Not usually mentioned in the same breadth as the other kind, episcopal jewellery over the centuries has not had much press coverage. They have been regarded as holy symbols, magic talismans and even as evidence of “effeminate” propensities.
In a mid-19th century article on ecclesiastical rings, the anonymous author cautioned its reader to “look on the hands of those whom you revere and take for your guides, the men who by reason of their womanly propensities attire themselves as women and sitting in the glory of emeralds, rubies and diamonds attract nothing more than envious glances”.
Whatever anti-Catholic cant, they provoked. They were an integral part of high church rituals and religious consecrations for centuries.
The solemn enthronement of a Bishop, steeped in tradition essentials for oath-taking the book of the Gospel, ring, cross, and crozier which goes back to Anglo-Saxon times.
In the Sacramentary of 590, Pope Gregory stipulated that bishops should wear a ring on the third finger of the right hand to symbolise their spiritual authority. Many such rings have survived from the period with the Norman Conquest of 1066 and ending with the Reformation of Henry VIII.

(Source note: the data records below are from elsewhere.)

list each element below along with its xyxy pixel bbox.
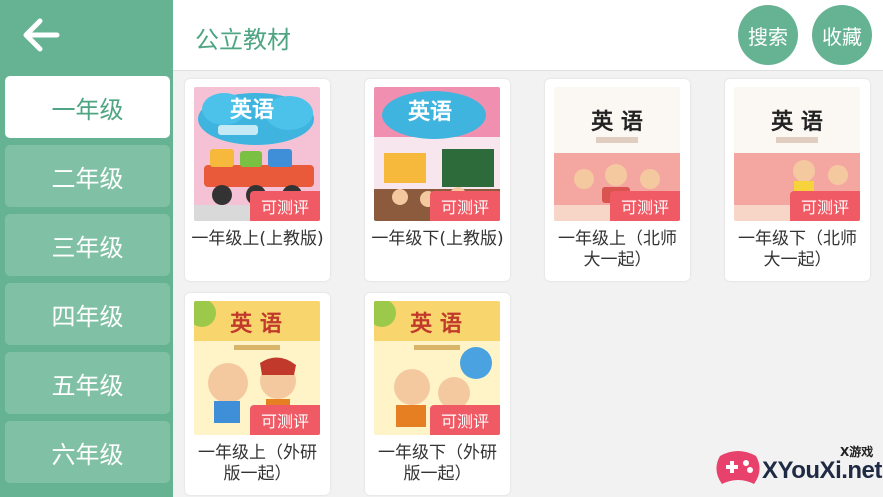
book-cover: 英语 可测评 xyxy=(374,87,500,221)
watermark-big-text: XYouXi.net xyxy=(762,457,882,484)
book-title: 一年级上（北师大一起） xyxy=(558,229,677,270)
svg-text:英 语: 英 语 xyxy=(410,311,462,337)
book-card-3[interactable]: 英 语 可测评 一年级上（北师大一起） xyxy=(545,79,690,281)
arrow-left-icon xyxy=(23,18,60,52)
svg-text:英 语: 英 语 xyxy=(230,311,282,337)
grade-item-3[interactable]: 三年级 xyxy=(5,214,170,276)
grade-item-1[interactable]: 一年级 xyxy=(5,76,170,138)
assessable-badge: 可测评 xyxy=(610,191,680,221)
assessable-badge: 可测评 xyxy=(430,191,500,221)
book-cover: 英 语 可测评 xyxy=(374,301,500,435)
back-button[interactable] xyxy=(0,0,173,70)
book-cover: 英 语 可测评 xyxy=(554,87,680,221)
search-button[interactable]: 搜索 xyxy=(738,5,798,65)
book-card-5[interactable]: 英 语 可测评 一年级上（外研版一起） xyxy=(185,293,330,495)
book-card-1[interactable]: 英语 可测评 一年级上(上教版) xyxy=(185,79,330,281)
book-cover: 英 语 可测评 xyxy=(194,301,320,435)
gamepad-logo-icon xyxy=(716,451,760,484)
site-watermark: X游戏 XYouXi.net xyxy=(712,440,883,497)
assessable-badge: 可测评 xyxy=(250,405,320,435)
top-bar: 公立教材 搜索 收藏 xyxy=(173,0,883,71)
book-card-2[interactable]: 英语 可测评 一年级下(上教版) xyxy=(365,79,510,281)
book-title: 一年级下(上教版) xyxy=(371,229,504,249)
svg-text:英语: 英语 xyxy=(408,100,452,125)
grade-item-2[interactable]: 二年级 xyxy=(5,145,170,207)
book-cover: 英语 可测评 xyxy=(194,87,320,221)
favorites-button[interactable]: 收藏 xyxy=(812,5,872,65)
assessable-badge: 可测评 xyxy=(430,405,500,435)
book-title: 一年级上（外研版一起） xyxy=(198,443,317,484)
grade-item-6[interactable]: 六年级 xyxy=(5,421,170,483)
book-card-6[interactable]: 英 语 可测评 一年级下（外研版一起） xyxy=(365,293,510,495)
svg-text:英 语: 英 语 xyxy=(771,109,823,135)
assessable-badge: 可测评 xyxy=(250,191,320,221)
grade-item-4[interactable]: 四年级 xyxy=(5,283,170,345)
svg-text:英 语: 英 语 xyxy=(591,109,643,135)
book-card-4[interactable]: 英 语 可测评 一年级下（北师大一起） xyxy=(725,79,870,281)
book-title: 一年级下（北师大一起） xyxy=(738,229,857,270)
assessable-badge: 可测评 xyxy=(790,191,860,221)
book-title: 一年级上(上教版) xyxy=(191,229,324,249)
grade-item-5[interactable]: 五年级 xyxy=(5,352,170,414)
sidebar: 一年级 二年级 三年级 四年级 五年级 六年级 xyxy=(0,0,173,497)
book-title: 一年级下（外研版一起） xyxy=(378,443,497,484)
svg-text:英语: 英语 xyxy=(230,98,274,123)
page-title: 公立教材 xyxy=(195,26,291,54)
book-cover: 英 语 可测评 xyxy=(734,87,860,221)
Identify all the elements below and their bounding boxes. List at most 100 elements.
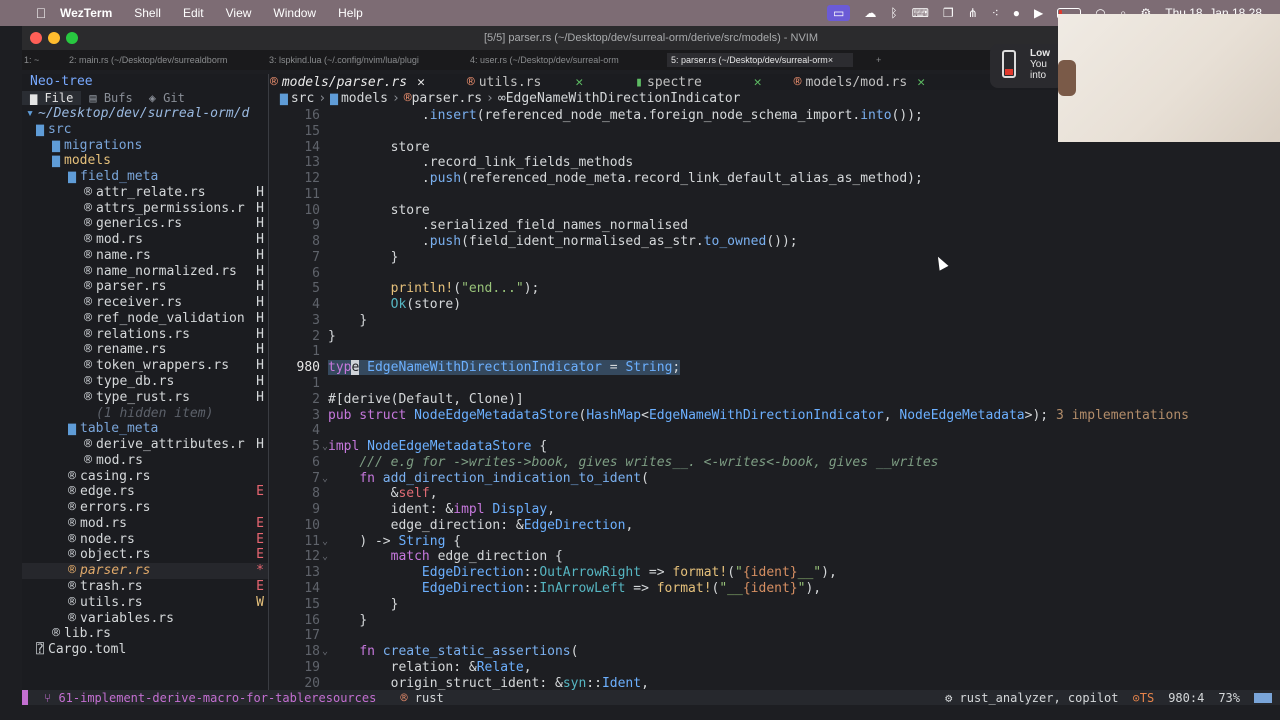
source-tab-bufs[interactable]: ▤ Bufs	[81, 91, 140, 105]
tree-item[interactable]: ® ref_node_validation H	[22, 311, 268, 327]
tree-item[interactable]: ® receiver.rs H	[22, 295, 268, 311]
code-line[interactable]: 13 EdgeDirection::OutArrowRight => forma…	[270, 565, 1280, 581]
close-buffer-icon[interactable]: ✕	[417, 75, 425, 90]
tree-item[interactable]: ® parser.rs H	[22, 279, 268, 295]
minimize-window-icon[interactable]	[48, 32, 60, 44]
code-line[interactable]: 8 .push(field_ident_normalised_as_str.to…	[270, 234, 1280, 250]
new-tab-button[interactable]: +	[876, 55, 881, 65]
window-icon[interactable]: ❐	[943, 6, 954, 20]
code-line[interactable]: 2}	[270, 329, 1280, 345]
code-line[interactable]: 15 }	[270, 597, 1280, 613]
terminal-tab-3[interactable]: 3: lspkind.lua (~/.config/nvim/lua/plugi	[267, 55, 459, 65]
tree-item[interactable]: ® parser.rs *	[22, 563, 268, 579]
code-line[interactable]: 18 ⌄ fn create_static_assertions(	[270, 644, 1280, 660]
code-line[interactable]: 16 }	[270, 613, 1280, 629]
tree-item[interactable]: ® node.rs E	[22, 532, 268, 548]
code-line[interactable]: 3 pub struct NodeEdgeMetadataStore(HashMa…	[270, 408, 1280, 424]
tree-item[interactable]: ⍰ Cargo.toml	[22, 642, 268, 658]
code-line[interactable]: 6 /// e.g for ->writes->book, gives writ…	[270, 455, 1280, 471]
bluetooth-icon[interactable]: ᛒ	[890, 6, 897, 20]
breadcrumb-src[interactable]: src	[291, 91, 314, 106]
dots-icon[interactable]: ⁖	[992, 6, 999, 20]
code-line[interactable]: 5 ⌄ impl NodeEdgeMetadataStore {	[270, 439, 1280, 455]
close-buffer-icon[interactable]: ✕	[754, 75, 762, 90]
tree-item[interactable]: ® mod.rs	[22, 453, 268, 469]
tree-item[interactable]: ® attrs_permissions.r H	[22, 201, 268, 217]
code-line[interactable]: 12 ⌄ match edge_direction {	[270, 549, 1280, 565]
code-line[interactable]: 1	[270, 344, 1280, 360]
code-line[interactable]: 8 &self,	[270, 486, 1280, 502]
code-line[interactable]: 4	[270, 423, 1280, 439]
tree-item[interactable]: (1 hidden item)	[22, 406, 268, 422]
buffer-tab-models-parser[interactable]: ® models/parser.rs ✕	[270, 75, 425, 90]
code-line[interactable]: 4 Ok(store)	[270, 297, 1280, 313]
tree-item[interactable]: ▆ src	[22, 122, 268, 138]
tree-item[interactable]: ® attr_relate.rs H	[22, 185, 268, 201]
source-tab-git[interactable]: ◈ Git	[141, 91, 193, 105]
menu-edit[interactable]: Edit	[183, 6, 204, 20]
low-battery-notification[interactable]: Low You into	[990, 44, 1064, 88]
tree-item[interactable]: ® type_db.rs H	[22, 374, 268, 390]
code-line[interactable]: 10 store	[270, 203, 1280, 219]
tree-item[interactable]: ® relations.rs H	[22, 327, 268, 343]
buffer-tab-models-mod[interactable]: ® models/mod.rs ✕	[794, 75, 925, 90]
menu-help[interactable]: Help	[338, 6, 363, 20]
terminal-tab-2[interactable]: 2: main.rs (~/Desktop/dev/surrealdborm	[67, 55, 258, 65]
code-line[interactable]: 3 }	[270, 313, 1280, 329]
tree-item[interactable]: ® type_rust.rs H	[22, 390, 268, 406]
tree-item[interactable]: ® casing.rs	[22, 469, 268, 485]
tree-root[interactable]: ▾ ~/Desktop/dev/surreal-orm/d	[22, 106, 268, 122]
play-icon[interactable]: ▶	[1034, 6, 1043, 20]
cloud-icon[interactable]: ☁	[864, 6, 876, 20]
menu-app-wezterm[interactable]: WezTerm	[60, 6, 112, 20]
tree-item[interactable]: ▆ models	[22, 153, 268, 169]
breadcrumb-file[interactable]: parser.rs	[412, 91, 482, 106]
network-icon[interactable]: ⋔	[968, 6, 978, 20]
zoom-window-icon[interactable]	[66, 32, 78, 44]
code-line[interactable]: 9 ident: &impl Display,	[270, 502, 1280, 518]
code-line[interactable]: 1	[270, 376, 1280, 392]
code-line[interactable]: 20 origin_struct_ident: &syn::Ident,	[270, 676, 1280, 690]
code-line[interactable]: 11 ⌄ ) -> String {	[270, 534, 1280, 550]
source-tab-file[interactable]: ▆ File	[22, 91, 82, 105]
screen-share-icon[interactable]: ▭	[827, 5, 851, 21]
code-line[interactable]: 10 edge_direction: &EdgeDirection,	[270, 518, 1280, 534]
tree-item[interactable]: ® derive_attributes.r H	[22, 437, 268, 453]
breadcrumb-models[interactable]: models	[341, 91, 388, 106]
keyboard-icon[interactable]: ⌨	[912, 6, 929, 20]
breadcrumb-symbol[interactable]: EdgeNameWithDirectionIndicator	[506, 91, 741, 106]
tree-item[interactable]: ® mod.rs E	[22, 516, 268, 532]
tree-item[interactable]: ® mod.rs H	[22, 232, 268, 248]
code-line[interactable]: 2 #[derive(Default, Clone)]	[270, 392, 1280, 408]
close-buffer-icon[interactable]: ✕	[917, 75, 925, 90]
code-line[interactable]: 11	[270, 187, 1280, 203]
code-line[interactable]: 13 .record_link_fields_methods	[270, 155, 1280, 171]
close-tab-icon[interactable]: ×	[828, 55, 833, 65]
tree-item[interactable]: ® variables.rs	[22, 611, 268, 627]
buffer-tab-spectre[interactable]: ▮ spectre ✕	[635, 75, 761, 90]
tree-item[interactable]: ® edge.rs E	[22, 484, 268, 500]
tree-item[interactable]: ® object.rs E	[22, 547, 268, 563]
tree-item[interactable]: ® utils.rs W	[22, 595, 268, 611]
terminal-tab-5[interactable]: 5: parser.rs (~/Desktop/dev/surreal-orm×	[667, 53, 853, 67]
user-icon[interactable]: ●	[1013, 6, 1020, 20]
code-line[interactable]: 6	[270, 266, 1280, 282]
code-editor[interactable]: 16 .insert(referenced_node_meta.foreign_…	[270, 108, 1280, 690]
code-line[interactable]: 7 ⌄ fn add_direction_indication_to_ident(	[270, 471, 1280, 487]
tree-item[interactable]: ® token_wrappers.rs H	[22, 358, 268, 374]
close-window-icon[interactable]	[30, 32, 42, 44]
menu-shell[interactable]: Shell	[134, 6, 161, 20]
code-line[interactable]: 17	[270, 628, 1280, 644]
menu-view[interactable]: View	[226, 6, 252, 20]
code-line[interactable]: 5 println!("end...");	[270, 281, 1280, 297]
code-line[interactable]: 19 relation: &Relate,	[270, 660, 1280, 676]
buffer-tab-utils[interactable]: ® utils.rs ✕	[467, 75, 583, 90]
tree-item[interactable]: ® generics.rs H	[22, 216, 268, 232]
terminal-tab-1[interactable]: 1: ~	[22, 55, 58, 65]
tree-item[interactable]: ▆ migrations	[22, 138, 268, 154]
code-line[interactable]: 9 .serialized_field_names_normalised	[270, 218, 1280, 234]
apple-logo-icon[interactable]: 	[28, 5, 54, 21]
tree-item[interactable]: ▆ table_meta	[22, 421, 268, 437]
code-line[interactable]: 12 .push(referenced_node_meta.record_lin…	[270, 171, 1280, 187]
tree-item[interactable]: ® name.rs H	[22, 248, 268, 264]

Bishops then wielded tremendous political power, lived like royalty and were wont to adorn themselves with splendid sparkle and scant regard to public opinion. They have been pictured in their elevated ranks, with jewelled mitre, crozier and several rings – two on one finger.
The will of John de Sandale, Bishop of Winchester (died 1319) lists an astonishing inventory of 64 rings, two brooches and five loose sapphires. In his will, St. Hugh of Lincoln (died 1200), he asked that he should be interned with his consecration ring of “modest weight, yet of gold having a cheap gem of a pale sapphire”.
Most of the episcopal rings recovered are of this type, a few set with rubies, sapphires and amethysts. These stones were prized not only for their rarity and intrinsic value, but also for the “virtues” attributed to them.
According to one influential bishop of the 11th century, the sapphire was the “gem of gems” reputed to preserve the limbs from injury, cool the body and make the wearer beloved of God and Man. The ruby was supposed to withstand poison, plague and averted terrible dreams. Amethysts prevented drunkedness and gout, protected against treason, deceit and blindness. Belief in these talismans persisted well into the 17th century.
A chance discovery in 1940 of a hoard of jewellery from the banks of the River Thames brought to light a pontifical ring which reflects the art of the English goldsmith at its peak during the reign of Richard II. This collection is now at the Asmolean Museum in Oxford.
There was another more basic religious function for pontifical rings. As administrators of diocesan clergy and vast church properties, bishops had much business to transact. Seals essential for the signing of documents were set in signet rings worn on the thumb or index finger.
The earliest English episcopal cross comes from the Durham grave of St. Cuthbert, Bishop of Lindisfarne (died 607). It was set with garnets granulated with filigree gold – another example of early English gold craftsmanship.
Thomas Cranmer, architect supreme of the Reformation and as Archbishop of Canterbury, wore magnificent rings of sapphire, emerald, turquoise and diamond. With the rising tide of Protestanism in the 16th century, such ostentation was outlawed and fob seals worn on chains replaced signet rings.
Some 200 years later, the Anglican church turned its back on ornaments associated with the ritual and doctrine of the Roman Catholic faith. After 1833, vestments re-emerged though opposition was still fierce. It was not until Victorian times that the episcopal signet ring was revived fully. Two rings in particular have Roman Catholic provenances.
The present Bishop of Moray, Ross and Caithness wears a massive gold ring set with a lustrous garnet bequeathed to King George IV by the last Stuart monarch, Henry IX. The other was given by Pope Paul VI to Archbishop Michael Ramsey as a token of friendship at the end of their historic meeting in Rome in 1966. Set with rubies and emeralds, it was his ring as Archbishop of Milan. When Archbishop Ramsey died, his widow presented it to the See of Canterbury.
The modern bishop is usually identified by three things – a purple shirt, a pectoral cross and a simple ring usually with an amethyst.
No one knows for sure why the ring is an essential but the general hypothesis is the link of betrothal; in the bishop’s case, a declaration comes out of the monastic tradition with a celibate priesthood but hardly an analogy with so many married bishops today.